G: Just because there aren’t people coming into the door doesn’t mean that folks aren’t using our services. Most of the things that students use are probably things you’re not even aware of, like appointments with a lawyer.
E: That’s true, we have no idea how many students use it because we can’t, that’s confidential, and I know tons of people use Hot Lunch. I think it’s because technically it’s in your face and you walk in and “Oh, food”. We definitely, everyone here, want to prioritize outreach. That’s a big thing for us. But it’s also hard to prioritize outreach when OCAD also isn’t necessarily engaging. That’s what a lot of people don’t realize, we definitely try, it doesn’t always work but that’s not always because we’re not trying.
G: Folks are busy, folks are so busy! Even when we came to Hot Lunch the other day to hand out flyers about what was happening with OSAP and the march and all that. We did a sign-making, we bought all the materials to make signs, but 5 or 6 people showed up. You can do outreach as much as possible but if I have a project due tomorrow, you don’t really care about the rally. I completely get it.
But maybe we’re looking at it the wrong way, where it’s like, if we need students to be involved, we have to be involved with students. Creating services that are just there for you, and not you having to come and look for them.

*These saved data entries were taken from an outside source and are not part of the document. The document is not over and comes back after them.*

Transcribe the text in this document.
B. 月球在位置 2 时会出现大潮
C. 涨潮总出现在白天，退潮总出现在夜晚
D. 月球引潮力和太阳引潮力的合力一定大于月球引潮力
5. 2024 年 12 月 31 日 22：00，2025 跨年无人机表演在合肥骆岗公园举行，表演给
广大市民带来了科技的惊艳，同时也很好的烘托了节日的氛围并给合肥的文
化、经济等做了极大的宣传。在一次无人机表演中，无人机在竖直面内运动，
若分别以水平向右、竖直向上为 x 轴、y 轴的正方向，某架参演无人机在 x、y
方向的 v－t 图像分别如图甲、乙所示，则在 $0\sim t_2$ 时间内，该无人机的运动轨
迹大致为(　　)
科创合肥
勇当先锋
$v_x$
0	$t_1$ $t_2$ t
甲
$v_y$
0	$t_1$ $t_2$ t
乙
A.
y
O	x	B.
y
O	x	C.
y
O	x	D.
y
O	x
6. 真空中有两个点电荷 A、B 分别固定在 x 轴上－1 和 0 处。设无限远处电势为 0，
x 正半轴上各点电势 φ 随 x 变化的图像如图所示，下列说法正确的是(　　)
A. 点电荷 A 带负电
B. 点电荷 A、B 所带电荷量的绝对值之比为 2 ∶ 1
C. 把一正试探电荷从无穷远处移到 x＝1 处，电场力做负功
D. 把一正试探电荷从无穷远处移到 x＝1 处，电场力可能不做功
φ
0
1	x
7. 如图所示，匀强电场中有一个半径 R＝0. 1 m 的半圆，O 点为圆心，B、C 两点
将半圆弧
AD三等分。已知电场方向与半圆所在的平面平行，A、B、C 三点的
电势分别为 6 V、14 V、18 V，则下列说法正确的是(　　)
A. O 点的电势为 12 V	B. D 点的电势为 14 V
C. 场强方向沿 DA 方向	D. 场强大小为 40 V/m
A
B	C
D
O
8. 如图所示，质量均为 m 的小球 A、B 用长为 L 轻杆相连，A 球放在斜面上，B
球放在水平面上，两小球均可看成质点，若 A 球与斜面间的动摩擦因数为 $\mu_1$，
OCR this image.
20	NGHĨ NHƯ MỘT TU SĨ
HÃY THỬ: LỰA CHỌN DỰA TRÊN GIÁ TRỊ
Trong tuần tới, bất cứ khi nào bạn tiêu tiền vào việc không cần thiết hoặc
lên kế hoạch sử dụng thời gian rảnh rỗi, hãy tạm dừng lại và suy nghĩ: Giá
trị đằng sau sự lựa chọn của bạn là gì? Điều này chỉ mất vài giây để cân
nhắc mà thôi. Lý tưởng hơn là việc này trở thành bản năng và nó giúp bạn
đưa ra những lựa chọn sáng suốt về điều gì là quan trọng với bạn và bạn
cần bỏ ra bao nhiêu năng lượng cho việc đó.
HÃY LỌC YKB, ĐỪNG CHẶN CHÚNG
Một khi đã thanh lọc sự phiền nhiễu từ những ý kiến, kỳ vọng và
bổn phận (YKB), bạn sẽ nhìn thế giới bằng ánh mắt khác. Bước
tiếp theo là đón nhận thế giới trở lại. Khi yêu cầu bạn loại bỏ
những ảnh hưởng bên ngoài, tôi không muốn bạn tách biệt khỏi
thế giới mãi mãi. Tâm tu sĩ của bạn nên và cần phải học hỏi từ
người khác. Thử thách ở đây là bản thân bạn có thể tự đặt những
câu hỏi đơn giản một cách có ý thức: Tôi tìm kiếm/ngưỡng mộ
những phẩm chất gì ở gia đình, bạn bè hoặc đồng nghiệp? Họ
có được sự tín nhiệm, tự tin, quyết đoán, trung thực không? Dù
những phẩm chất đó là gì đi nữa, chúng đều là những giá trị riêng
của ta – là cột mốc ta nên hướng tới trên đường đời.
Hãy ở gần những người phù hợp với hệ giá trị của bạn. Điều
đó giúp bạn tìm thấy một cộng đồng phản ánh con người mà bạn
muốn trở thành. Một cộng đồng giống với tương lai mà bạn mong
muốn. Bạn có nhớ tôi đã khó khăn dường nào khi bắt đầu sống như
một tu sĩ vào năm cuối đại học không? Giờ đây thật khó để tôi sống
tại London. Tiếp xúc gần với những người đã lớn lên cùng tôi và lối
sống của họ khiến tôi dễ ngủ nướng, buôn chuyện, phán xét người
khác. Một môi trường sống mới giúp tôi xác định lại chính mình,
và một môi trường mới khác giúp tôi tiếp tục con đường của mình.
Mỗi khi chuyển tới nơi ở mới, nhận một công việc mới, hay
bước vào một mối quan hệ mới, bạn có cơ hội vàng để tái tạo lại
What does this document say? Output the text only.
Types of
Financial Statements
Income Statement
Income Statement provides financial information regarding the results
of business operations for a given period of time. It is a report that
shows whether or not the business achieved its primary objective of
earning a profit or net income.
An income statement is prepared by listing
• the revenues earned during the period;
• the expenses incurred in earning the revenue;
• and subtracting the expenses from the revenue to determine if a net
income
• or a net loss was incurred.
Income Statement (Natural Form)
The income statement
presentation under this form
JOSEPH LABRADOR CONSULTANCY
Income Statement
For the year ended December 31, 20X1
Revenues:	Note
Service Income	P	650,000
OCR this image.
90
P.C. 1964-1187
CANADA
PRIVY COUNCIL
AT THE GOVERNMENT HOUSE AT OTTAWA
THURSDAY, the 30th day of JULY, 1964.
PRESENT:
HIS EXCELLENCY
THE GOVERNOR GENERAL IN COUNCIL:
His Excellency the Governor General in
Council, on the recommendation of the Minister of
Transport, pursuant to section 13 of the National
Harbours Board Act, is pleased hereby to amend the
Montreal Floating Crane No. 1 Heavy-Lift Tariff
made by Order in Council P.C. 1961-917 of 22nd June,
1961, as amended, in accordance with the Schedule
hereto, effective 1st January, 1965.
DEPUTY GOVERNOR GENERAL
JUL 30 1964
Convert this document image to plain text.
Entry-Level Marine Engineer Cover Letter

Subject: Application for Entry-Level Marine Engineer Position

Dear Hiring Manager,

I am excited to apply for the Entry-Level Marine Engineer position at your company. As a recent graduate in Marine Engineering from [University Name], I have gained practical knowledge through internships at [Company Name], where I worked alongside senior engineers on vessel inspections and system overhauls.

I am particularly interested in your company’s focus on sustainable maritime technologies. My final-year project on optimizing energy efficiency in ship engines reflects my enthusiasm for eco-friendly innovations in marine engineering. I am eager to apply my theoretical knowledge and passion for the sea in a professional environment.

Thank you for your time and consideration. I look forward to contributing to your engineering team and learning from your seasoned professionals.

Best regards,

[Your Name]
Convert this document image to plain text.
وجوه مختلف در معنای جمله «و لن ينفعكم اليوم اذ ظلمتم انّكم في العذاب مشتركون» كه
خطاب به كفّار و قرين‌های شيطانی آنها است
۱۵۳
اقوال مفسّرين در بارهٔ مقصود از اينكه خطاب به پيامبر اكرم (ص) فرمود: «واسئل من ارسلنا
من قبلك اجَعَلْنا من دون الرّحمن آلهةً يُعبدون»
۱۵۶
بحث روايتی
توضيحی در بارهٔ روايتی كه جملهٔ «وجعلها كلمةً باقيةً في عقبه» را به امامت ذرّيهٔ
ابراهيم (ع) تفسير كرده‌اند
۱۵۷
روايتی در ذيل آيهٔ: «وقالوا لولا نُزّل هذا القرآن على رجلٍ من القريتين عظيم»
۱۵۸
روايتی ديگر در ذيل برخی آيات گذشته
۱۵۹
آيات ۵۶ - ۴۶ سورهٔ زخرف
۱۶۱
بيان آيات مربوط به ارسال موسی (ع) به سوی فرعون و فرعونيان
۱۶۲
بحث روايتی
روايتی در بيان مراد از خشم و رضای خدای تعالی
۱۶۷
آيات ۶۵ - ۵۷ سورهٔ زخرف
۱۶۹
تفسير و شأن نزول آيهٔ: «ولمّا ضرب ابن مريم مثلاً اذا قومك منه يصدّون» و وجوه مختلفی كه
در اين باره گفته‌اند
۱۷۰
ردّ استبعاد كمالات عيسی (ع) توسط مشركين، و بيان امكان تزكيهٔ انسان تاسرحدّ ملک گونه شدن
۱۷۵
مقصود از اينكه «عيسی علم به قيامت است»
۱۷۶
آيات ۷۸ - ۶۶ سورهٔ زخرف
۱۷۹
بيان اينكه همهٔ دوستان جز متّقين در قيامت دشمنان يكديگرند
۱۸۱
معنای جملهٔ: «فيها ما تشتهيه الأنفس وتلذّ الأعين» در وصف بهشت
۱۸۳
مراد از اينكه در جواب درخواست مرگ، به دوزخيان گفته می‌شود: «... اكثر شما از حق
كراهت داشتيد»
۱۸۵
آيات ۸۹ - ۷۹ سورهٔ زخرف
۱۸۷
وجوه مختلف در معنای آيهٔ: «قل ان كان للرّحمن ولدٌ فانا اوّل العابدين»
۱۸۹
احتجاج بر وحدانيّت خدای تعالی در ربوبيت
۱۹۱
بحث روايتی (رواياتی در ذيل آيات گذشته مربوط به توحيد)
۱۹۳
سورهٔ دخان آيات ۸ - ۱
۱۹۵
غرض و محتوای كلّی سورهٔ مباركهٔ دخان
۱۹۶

E: I think that’s what we tried to do. All of our services exist probably because we know students need them, and not necessarily because someone has come and asked for them. Especially the pantry. We know OCAD doesn’t have food programs. That’s why Hot Lunch and the pantry exist. I don’t think anyone came and was like “You guys should cook a free meal!” That’s sort of how we anticipate needs. When I think about what the Student Union really does I think about advocating for students and providing services. It’s hard, because I think there are students that will come and be like, “Here are all of these ideas we want to do!” And we want to support students, we want everyone to bring their own ideas to us, we’re always down to listen and collaborate as much as possible.
G: People do their own thing, we have microgrants, we have grants that we offer to so many students and student groups. It’s not like we have to be solving problems on a micro level. That’s not what the Student Union’s is about.
Q: As members of the SU are temporary, how do you think the issue of continuity can be solved? I know you meet with the last person that was in your position so they can brief you, but how was this briefing? Was it efficient or useful?
G: I found it a lot more useful to actually go through the training than the actual transition, because even the ex-Campaign and Advocacy Director, they were only in their position for 6 months because they got elected in the by-elections, so they didn’t really have much to transition.
They were working on the U-Pass initiative. But then things changed. Like, it’s weird. U-Pass; a whole bunch of work was done with Parker on the U-Pass. They met up with the TTC to kind of figure out how this pass would work and all that, and then I came into the position. We all kind of looked at the U-pass and were like, this isn’t going to work. How is this benefiting students? It was mandatory for all students. No opt out. So, basically, you couldn’t sell it, you couldn’t opt out, everyone had to do it.
E: It’ll be like other universities were, it’s basically built in tuition costs, but the problem was the no opt-out.
G: The no opt-out, and that it’s just TTC. Like, consider that we’re a commuter school, so folks use the Brampton transit system, the GO transit, all that, so it’s like okay, maybe we could work with other universities to figure out a new game plan to incorporate other transit systems. With just TTC, who’s that benefiting? It’s benefiting the TTC and those who can already afford passes that are monthly.